Note: This is a guest post courtesy of our friends at Intridea
Last year, there were a quite a few of Rails Rumble applications built around Twitter. And that was before @Oprah. We’ve had some experience building applications with, like, for, and around Twitter at Intridea and we thought that we could share a few useful gems (in both the knowledge and Ruby sense) that we’ve come across along the way. We expect to see a huge number of creative Twitter apps coming from the Rumble teams this year.
Twitter’s a great platform for the Rumble. Why? You don’t have to worry about that pesky “empty app effect” when your users sign into the application for the first time. You get to leverage the billions of existing tweets, giving you a huge head start on the competition.
Also, Twitter’s a really easy platform on which to build an app, especially a Rails app. After all, 48 hours is at least two or three weeks in Twitter years. Don’t believe us? Back in May, one of our Intrideans built a complete Twitter on Rails application on stage at RailsConf in about 30 minutes. As Rumble participants, you’ve got up to 4 times as many people and nearly 100 times as long to build your apps. Almost seems too easy!
Your Twitter Toolchest
There are a great many Ruby libraries to interact with Twitter, but if you’re really looking to build a Twitter-centric application quickly, we recommend you take a look at TwitterAuth. TwitterAuth is a full authentication stack that connects using Twitter’s OAuth protocol. It does all the heavy lifting so you can stop worrying about getting users signed up and start worrying about what they’ll do once they are! There are already some interesting apps using TwitterAuth every day in production, like Pix.im, a TwitPic alternative, and TwitterMass.

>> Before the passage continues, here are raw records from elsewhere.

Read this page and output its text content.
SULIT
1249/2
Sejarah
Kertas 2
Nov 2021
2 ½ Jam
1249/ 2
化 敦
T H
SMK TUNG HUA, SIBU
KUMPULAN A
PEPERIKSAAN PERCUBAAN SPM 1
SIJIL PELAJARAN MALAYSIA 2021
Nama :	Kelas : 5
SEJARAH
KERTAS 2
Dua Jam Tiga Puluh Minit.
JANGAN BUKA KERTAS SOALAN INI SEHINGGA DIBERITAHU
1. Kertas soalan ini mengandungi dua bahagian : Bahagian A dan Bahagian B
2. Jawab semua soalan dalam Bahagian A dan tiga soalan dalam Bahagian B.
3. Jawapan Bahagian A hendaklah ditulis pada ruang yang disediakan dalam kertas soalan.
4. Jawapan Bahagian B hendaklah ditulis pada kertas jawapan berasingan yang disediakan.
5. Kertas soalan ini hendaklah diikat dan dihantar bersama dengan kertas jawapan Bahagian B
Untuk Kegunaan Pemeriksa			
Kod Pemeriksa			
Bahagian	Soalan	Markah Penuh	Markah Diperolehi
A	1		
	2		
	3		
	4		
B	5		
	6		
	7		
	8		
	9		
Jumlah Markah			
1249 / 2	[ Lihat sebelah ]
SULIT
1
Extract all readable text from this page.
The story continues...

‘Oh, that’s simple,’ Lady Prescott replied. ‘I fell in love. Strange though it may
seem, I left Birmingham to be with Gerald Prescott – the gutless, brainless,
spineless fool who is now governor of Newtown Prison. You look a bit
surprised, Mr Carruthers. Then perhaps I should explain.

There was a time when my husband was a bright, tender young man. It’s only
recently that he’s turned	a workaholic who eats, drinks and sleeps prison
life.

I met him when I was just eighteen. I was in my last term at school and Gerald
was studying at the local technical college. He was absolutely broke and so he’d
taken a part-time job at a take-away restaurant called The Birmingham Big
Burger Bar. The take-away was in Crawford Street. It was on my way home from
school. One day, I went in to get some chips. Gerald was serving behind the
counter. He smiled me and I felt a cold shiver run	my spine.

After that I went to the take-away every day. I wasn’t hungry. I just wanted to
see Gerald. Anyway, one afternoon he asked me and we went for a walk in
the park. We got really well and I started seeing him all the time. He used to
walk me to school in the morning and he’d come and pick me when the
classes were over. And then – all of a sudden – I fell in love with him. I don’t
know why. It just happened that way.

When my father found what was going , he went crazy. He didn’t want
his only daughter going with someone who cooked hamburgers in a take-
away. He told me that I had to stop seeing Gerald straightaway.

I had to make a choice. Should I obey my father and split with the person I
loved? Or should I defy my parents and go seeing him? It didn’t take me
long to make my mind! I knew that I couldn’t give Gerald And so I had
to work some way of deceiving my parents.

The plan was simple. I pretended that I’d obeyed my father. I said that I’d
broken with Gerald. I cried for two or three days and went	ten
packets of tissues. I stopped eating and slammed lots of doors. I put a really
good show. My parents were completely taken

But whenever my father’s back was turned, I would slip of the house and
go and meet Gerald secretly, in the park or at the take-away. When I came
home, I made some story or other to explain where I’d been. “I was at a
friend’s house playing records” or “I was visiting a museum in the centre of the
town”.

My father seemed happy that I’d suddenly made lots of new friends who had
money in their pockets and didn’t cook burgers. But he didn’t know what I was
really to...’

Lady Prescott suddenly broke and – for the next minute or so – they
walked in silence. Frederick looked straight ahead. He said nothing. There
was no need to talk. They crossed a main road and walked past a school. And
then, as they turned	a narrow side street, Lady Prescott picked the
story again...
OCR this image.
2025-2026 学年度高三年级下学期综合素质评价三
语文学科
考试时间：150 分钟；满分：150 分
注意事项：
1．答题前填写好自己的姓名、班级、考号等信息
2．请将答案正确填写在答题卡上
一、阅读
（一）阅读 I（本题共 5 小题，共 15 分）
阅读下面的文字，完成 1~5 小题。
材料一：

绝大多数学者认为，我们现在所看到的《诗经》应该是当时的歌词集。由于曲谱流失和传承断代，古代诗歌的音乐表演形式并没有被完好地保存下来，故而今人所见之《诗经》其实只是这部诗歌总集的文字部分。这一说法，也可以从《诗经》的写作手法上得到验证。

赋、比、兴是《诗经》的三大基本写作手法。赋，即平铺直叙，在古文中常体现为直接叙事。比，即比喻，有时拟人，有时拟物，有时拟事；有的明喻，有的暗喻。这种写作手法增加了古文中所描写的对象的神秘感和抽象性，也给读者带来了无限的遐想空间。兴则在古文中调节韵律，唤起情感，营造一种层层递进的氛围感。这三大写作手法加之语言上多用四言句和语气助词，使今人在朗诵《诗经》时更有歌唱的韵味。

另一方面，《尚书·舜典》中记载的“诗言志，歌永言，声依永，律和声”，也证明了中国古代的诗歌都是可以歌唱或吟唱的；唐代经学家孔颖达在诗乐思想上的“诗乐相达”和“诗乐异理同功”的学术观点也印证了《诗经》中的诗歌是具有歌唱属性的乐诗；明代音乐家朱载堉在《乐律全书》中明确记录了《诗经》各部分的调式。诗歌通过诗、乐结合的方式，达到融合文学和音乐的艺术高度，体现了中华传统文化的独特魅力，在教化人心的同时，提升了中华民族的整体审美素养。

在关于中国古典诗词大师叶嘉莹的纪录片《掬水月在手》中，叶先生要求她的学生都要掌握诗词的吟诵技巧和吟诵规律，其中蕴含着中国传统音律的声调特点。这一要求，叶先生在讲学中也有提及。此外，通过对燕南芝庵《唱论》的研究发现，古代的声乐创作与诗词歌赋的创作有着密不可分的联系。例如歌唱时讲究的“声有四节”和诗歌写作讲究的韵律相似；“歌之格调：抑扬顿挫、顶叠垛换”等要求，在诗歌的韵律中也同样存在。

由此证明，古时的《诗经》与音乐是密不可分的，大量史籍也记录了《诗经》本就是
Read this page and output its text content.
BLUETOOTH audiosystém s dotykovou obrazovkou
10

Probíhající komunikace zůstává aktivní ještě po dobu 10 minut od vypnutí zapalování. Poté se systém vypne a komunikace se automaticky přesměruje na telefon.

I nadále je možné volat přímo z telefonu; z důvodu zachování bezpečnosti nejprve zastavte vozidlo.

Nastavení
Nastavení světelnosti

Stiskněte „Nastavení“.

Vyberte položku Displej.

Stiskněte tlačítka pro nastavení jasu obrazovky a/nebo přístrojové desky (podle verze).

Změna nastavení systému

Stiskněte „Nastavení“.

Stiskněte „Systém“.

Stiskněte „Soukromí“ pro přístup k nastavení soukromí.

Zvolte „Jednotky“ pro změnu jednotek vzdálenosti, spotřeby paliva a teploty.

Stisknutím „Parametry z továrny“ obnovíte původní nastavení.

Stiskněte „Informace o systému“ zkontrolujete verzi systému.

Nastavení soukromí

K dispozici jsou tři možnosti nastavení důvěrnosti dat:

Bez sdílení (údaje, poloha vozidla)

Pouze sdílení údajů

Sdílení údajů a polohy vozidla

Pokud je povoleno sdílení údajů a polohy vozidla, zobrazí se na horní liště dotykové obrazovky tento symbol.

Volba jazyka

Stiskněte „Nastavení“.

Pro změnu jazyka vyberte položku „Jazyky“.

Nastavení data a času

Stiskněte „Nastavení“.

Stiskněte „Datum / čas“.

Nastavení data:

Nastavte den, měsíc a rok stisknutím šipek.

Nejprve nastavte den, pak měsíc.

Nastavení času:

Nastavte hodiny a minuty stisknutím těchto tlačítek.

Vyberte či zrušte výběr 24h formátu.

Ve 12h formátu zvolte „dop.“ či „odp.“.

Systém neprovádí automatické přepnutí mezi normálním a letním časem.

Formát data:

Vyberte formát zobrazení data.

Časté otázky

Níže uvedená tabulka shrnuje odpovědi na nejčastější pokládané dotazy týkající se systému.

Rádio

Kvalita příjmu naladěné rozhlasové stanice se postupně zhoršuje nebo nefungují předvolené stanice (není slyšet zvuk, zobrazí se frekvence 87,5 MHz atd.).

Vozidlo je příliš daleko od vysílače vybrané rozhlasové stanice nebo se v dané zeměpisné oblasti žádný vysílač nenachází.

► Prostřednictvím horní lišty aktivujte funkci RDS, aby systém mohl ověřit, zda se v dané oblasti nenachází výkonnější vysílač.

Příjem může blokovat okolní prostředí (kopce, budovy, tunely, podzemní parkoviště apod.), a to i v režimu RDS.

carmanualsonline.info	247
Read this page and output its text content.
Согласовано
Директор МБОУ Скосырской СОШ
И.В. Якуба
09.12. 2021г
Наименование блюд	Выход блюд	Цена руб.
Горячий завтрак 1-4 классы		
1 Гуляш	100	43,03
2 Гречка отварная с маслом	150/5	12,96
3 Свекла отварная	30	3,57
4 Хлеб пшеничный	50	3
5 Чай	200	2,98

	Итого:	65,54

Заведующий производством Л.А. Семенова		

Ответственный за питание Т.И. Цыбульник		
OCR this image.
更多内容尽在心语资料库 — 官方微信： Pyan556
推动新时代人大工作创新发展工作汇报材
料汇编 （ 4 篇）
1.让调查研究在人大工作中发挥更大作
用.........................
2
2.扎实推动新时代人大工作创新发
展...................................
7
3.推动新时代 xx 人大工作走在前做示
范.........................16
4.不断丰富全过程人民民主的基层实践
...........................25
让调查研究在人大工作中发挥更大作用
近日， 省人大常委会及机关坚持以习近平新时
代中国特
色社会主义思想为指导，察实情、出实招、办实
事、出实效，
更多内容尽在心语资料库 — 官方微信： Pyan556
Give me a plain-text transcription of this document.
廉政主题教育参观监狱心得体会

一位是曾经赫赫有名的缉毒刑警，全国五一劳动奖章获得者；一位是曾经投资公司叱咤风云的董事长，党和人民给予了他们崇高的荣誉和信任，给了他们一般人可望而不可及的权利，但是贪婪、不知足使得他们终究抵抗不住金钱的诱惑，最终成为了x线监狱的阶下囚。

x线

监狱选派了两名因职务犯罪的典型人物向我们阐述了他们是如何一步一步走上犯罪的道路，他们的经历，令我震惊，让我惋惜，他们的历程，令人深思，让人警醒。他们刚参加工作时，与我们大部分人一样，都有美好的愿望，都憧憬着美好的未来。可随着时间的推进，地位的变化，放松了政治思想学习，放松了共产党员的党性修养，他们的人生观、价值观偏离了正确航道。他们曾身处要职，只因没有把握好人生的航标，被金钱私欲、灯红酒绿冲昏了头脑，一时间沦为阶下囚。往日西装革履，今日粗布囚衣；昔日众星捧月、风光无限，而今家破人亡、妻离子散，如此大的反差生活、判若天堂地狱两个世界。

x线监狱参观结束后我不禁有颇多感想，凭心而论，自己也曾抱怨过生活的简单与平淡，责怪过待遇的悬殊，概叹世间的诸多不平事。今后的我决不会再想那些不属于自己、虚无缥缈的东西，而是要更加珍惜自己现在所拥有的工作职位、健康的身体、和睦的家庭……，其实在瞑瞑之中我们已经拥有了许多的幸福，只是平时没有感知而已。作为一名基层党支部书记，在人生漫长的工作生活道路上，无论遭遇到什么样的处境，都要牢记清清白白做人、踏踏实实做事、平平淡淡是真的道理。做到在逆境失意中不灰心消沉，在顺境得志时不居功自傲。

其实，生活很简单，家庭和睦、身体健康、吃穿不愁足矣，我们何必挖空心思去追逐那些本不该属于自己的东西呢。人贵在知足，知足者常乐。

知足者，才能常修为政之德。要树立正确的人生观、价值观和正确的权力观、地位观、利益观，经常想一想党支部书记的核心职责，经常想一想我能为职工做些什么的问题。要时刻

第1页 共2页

Of course, Rails Templates are really the way to go if you’re looking to get an app up and running in the shortest time possible, and luckily there’s a TwitterAuth-based Rails template that will get you up and running in no time. Here’s a blog post about it, or if you’re feeling adventurous you can just get started immediately:
rails -m http://bit.ly/twitter-rails yourappname
You will be walked through the setup process and at the end of the process you will be ready to start adding functionality to your app!
Of course, even applications that aren’t quite so Twitter-centric can benefit from some Twitter integration. Here’s a list of some resources that may inspire you to include them in your Rumble application in some way.
- Twitter is one of the most popular gems for consuming the Twitter API, but we also like the simplicity and power of Grackle.
- Floxee is an interesting project that lets you easily create a Rails Engines driven tweet-tracking directory. It’s sparse on documentation, but might be worth a look-through.
- If you’re feeling adventurous, you might consider trying to work with the Twitter Streaming API using a library such as YAJL to parse tweets off of the stream in real-time.
- If you run into some Twitter issues along the way, the Twitter Development Talk Google Group is pretty actively watched even by employees of Twitter (though perhaps not so much on the weekends). Use it as a resource of last resort!
There’s a whole universe of existing OSS out there to connect with, post to, and otherwise fool around with Twitter. This is a small sampling we hope will give you some inspiration to get started on your Rumble app!
Keep in Touch
Of course, another reason that we’re so interested in Twitter, its API, and its applications is because of our flagship product, Present.ly. Present.ly is a private micro-blogging platform for teams with groups, file-sharing, and a fully Twitter-compatible API. If your Rumble team is distributed across the country, Present.ly might be a great way to keep in touch during the competition. In fact, you can even hook it up to GitHub to get every commit your team posts during the competition live in your feed.
As we sign off, we’ll leave you with a list of Twittering Intrideans who will be competing in the Rumble this year:
- Adam Bair (@adambair)
- Michael Bleigh (@mbleigh)
- Brent Collier (@brentmc79)
- Pradeep Elankumaran (@pradeep24)
- Joe Grossberg (@grossberg)
- Brendan Lim (@brendanlim)
- David Naffis (@naffis)
- David Potsiadlo (@davidpots)
- Chris Selmer (@cselmer)
- Ping Yu (@pyu10055)
We’re looking forward to seeing the awesome stuff the community comes up with for the Rumble, and best of luck to all the teams. We’ll see you on the Rumble-field!